In its short lifespan, 1080p has become an international as well as an internet affair: as well as focus on their local scene in Vancouver, they’ve shared tapes from artists based everywhere from Brooklyn to Melbourne to Middlesbrough. The label’s proliferation and curation means that they’re at the point where a pair of artists who’ve already released with the label can gather for a joint release, which brings us to ATM's 'Xerox', where M/M’s self-described “fucked ambient techno” meets with the buried bedroom house of North Yorkshire’s Perfume Advert. Gathering a loose backdrop of language hinting at late-capital debris and sleazy wealth ("ATM", "Xerox", "Offshore"), in some ways this collection doesn’t do much more than distil the talents of the individual artists into a tangible whole. What closer listening reveals is that ‘Xerox’ numbers among the most rounded and rewarding album-length releases among 1080p’s 20 or so tapes so far.

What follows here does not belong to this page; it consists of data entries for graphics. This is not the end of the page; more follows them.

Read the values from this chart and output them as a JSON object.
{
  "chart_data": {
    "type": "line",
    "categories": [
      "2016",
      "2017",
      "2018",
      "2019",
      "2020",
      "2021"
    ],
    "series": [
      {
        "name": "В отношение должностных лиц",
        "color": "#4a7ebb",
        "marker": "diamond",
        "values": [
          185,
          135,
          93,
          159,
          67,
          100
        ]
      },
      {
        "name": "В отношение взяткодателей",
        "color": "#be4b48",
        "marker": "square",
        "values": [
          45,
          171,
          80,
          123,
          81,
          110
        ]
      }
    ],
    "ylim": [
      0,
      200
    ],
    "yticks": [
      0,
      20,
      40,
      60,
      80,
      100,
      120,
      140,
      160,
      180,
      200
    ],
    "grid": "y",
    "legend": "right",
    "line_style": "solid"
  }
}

Perfume Advert’s ‘Tulpa’ was put together as Middlesbrough was hit by last year’s heady July heatwave, with upfront clumping beats breaking through all the hiss, but only able to settle into its groove at a languid 110 BPM. Again, it’s the surprisingly soulfulness of the house-y beats that burst through here that ties the knots on ‘Xerox’, but to compare to ‘Tulpa’, M/M’s presence goes a long in way in providing the fissures and fine brushstrokes adding appealing detail. Opener Colour Block is a good example: it took many listens to identify the snatches of opera and crooning balladry sounding out from a transistor radio. As is so often the case, the layers of manipulated and plundered vocals swirling out of Failed Interaction and Air Traffic give these stuck-in-the-mud house trax so much more to get lost in. M/M’s drifting melodies fall in throughout, with the ATM collaboration reaches blissful heights on Corridor, which would be hard to criticise if you were told it was an unheard Selected Ambient Work.
Collaborations have played an important part for 1080p before, but by providing a platform for Perfume Advert and M/M to expand on their previous offerings across a joint release, the ATM project feels like an important touchpoint as the Vancouver imprint develops. Circling the edges of house and the club ‘floor like vultures eying up a carcass, ‘Xerox’ is at its best as an immersed hood-up, headphones-in experience – the kind through which “fucked ambient” abstractions excel.
1080p released 'Xerox' on July 15th 2014 (buy).